Célibataire cherche grand amour, le dating de trop ?


(Source : http://www.m6.fr/emission-celibataire_cherche_grand_amour/)

Fini les bals du village, les rencontres se font dorénavant sur le net, mais aussi  à la télévision ! A l’approche de la Saint-Valentin, les célibataires cherchent encore l’âme-sœur. L’amour, un sujet qui intéresse les français. Du pain béni pour la télévision qui a toujours pris un certain plaisir à s’embarquer dans ce domaine. Mais avec le surplus d’émissions de rencontres, les téléspectateurs ne vont-ils pas se lasser ?

Amour, gloire et télé

Dès 1985, TF1 saute sur l’occasion de mettre en jeu des célibataires. Un programme désormais mythique dans l’histoire de la télévision : Tournez Manège ! Son retour en 2009 a ravivé la passion de 3,6 millions de téléspectateurs. Mais sur le long terme, l’émission se banalise et n’intéresse plus. Logique, ce qui intéresse est la rencontre, et non pas l’épanouissement du couple. De Loft Story à Secret Story, les amourettes ont toujours sues ameuter l’intérêt chez le spectateur. A ce genre d’émissions s’ajoutent toutes les émissions de dating ! De L’amour est dans le pré à Qui veut épouser mon fils ?, les chaînes mettent l’amour à toutes les sauces.

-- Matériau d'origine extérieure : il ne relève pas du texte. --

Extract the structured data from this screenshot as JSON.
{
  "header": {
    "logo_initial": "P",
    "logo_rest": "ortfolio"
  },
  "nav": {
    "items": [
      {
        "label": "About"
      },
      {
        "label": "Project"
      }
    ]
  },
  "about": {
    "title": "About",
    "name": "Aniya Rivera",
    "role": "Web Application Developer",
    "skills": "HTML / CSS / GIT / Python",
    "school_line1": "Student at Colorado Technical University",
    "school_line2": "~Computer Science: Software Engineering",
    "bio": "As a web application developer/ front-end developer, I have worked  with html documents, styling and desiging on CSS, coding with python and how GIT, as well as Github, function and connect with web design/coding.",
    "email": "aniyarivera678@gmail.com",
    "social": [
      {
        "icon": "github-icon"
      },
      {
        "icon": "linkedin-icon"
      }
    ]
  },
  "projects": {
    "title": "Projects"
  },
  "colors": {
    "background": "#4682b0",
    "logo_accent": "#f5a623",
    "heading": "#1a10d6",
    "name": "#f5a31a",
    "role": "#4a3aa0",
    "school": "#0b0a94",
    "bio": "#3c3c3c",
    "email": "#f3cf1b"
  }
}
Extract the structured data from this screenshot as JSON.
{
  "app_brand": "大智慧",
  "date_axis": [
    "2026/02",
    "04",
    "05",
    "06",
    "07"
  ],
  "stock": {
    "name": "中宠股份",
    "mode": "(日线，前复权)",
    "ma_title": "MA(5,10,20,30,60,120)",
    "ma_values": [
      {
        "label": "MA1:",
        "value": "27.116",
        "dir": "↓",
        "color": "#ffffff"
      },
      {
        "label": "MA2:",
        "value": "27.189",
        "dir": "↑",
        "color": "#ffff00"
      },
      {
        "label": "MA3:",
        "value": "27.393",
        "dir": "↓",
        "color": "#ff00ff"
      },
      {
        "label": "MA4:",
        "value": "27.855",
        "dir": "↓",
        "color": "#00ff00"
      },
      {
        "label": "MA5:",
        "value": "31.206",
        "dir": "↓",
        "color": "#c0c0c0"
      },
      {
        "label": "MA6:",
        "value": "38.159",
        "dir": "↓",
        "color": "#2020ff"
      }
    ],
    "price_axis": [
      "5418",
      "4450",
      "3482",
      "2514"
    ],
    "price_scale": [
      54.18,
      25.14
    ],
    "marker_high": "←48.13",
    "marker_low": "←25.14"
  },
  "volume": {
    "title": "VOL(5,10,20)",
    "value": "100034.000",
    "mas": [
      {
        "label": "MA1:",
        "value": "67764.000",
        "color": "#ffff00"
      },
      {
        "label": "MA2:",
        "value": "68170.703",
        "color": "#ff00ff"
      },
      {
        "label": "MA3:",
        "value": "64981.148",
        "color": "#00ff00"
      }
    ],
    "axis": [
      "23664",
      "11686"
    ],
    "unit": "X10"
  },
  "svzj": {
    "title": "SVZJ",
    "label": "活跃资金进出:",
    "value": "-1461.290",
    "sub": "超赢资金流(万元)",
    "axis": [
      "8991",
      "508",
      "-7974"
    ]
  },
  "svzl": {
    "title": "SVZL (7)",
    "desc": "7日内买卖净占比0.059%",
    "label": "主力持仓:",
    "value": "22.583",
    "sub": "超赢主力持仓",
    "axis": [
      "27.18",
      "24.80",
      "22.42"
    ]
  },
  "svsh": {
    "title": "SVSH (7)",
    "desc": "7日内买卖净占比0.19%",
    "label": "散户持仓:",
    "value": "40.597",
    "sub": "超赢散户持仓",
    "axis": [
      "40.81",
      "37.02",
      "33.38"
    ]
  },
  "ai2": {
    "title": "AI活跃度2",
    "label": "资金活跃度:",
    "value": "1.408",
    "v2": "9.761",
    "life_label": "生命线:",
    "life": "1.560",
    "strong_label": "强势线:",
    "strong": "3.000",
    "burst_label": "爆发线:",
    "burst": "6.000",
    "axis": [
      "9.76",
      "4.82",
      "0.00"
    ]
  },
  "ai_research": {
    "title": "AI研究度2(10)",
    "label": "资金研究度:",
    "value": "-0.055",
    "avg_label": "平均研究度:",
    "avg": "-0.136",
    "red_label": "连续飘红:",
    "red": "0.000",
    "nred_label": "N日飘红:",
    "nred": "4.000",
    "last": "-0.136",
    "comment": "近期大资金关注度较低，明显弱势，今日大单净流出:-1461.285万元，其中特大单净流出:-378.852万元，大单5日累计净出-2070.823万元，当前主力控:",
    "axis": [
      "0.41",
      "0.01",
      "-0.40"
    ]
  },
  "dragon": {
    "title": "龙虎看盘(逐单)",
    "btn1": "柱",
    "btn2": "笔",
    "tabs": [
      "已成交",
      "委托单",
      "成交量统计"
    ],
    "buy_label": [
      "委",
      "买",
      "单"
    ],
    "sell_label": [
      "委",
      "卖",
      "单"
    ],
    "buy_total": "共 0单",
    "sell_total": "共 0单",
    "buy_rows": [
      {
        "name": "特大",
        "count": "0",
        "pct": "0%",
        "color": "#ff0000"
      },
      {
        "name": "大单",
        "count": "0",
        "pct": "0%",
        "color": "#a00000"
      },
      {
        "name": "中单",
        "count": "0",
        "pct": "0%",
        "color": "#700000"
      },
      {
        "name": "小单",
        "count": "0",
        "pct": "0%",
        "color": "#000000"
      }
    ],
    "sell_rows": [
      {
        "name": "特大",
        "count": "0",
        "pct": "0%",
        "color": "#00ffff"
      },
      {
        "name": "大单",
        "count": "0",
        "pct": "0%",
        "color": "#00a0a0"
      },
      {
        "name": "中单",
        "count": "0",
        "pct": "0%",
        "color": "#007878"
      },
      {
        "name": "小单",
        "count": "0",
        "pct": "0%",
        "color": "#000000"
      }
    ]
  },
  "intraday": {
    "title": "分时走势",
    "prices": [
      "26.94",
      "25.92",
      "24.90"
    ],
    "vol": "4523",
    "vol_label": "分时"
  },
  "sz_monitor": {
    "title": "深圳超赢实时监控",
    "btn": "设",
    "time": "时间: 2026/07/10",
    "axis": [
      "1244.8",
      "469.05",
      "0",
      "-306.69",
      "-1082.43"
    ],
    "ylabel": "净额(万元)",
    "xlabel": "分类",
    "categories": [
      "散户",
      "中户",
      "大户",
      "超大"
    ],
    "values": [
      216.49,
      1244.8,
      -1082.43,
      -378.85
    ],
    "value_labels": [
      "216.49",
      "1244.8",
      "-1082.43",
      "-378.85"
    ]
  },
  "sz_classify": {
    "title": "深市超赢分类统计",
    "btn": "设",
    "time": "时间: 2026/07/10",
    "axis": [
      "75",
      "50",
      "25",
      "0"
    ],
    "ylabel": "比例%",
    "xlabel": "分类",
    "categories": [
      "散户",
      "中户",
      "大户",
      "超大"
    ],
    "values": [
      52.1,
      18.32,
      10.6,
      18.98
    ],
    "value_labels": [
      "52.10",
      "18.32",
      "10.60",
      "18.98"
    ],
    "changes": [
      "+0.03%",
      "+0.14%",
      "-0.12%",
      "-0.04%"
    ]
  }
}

Dernièrement, NT1 joue sur le phénomène du Bachelor, ancien succès de M6. Malgré les audiences correctes de chacun de ces programmes, il n’en est pas moins que l’Audimat diminue de saisons en saisons, d’épisodes en épisodes.

M6 : industrie du coach

« La chaîne qui donne envie de rentrer » est une spécialiste des émissions prescriptives. Quitte à faire un sujet vu et revu, la touche M6 consiste à y ajouter un coach, un professionnel, qui donne le conseil qu’il faut quand il le faut. Que ce soit pour le ménage (C’est du propre !), pour la décoration (D&Co), pour l’achat ou la vente de maison (Maison à Vendre) ou pour le style vestimentaire (Belle toute nue), M6 a toujours voulu orienter le participant. Ce coup-ci, c’est l’amour qui est au rendez-vous. Célibataire cherche grand amour, produit par Alexia Laroche-Joubert, met en exergue trois célibataires esseulés dans les mains de coaches. Trois professionnels qui proposeront des méthodes différentes. Dans le premier épisode, Muriel Fez, directrice d’une agence matrimoniale au Mans va entrer dans l’intimité des candidats pour analyser leurs habitudes. Véronique Corniola, conseillère en séduction, leur présentera surtout ce qu’il ne faut pas faire lors d’une rencontre. Et enfin, la blonde Pascale Ziegler, gérante d’un club de rencontres, positionnera ses techniques sur les échanges en groupes.

 

Après la claque de l’émission sur le bonheur, M6 repart dans une émission où des coaches dictent aux candidats comment vivre. Déjà que les émissions de rencontre foisonnent sur le PAF, il n’est pas forcément malin d’en rajouter une crème. Trop d’amour, tue l’amour !
Pour vous faire un avis sur ce programme, rendez-vous le 6 Février sur M6, à 20h50.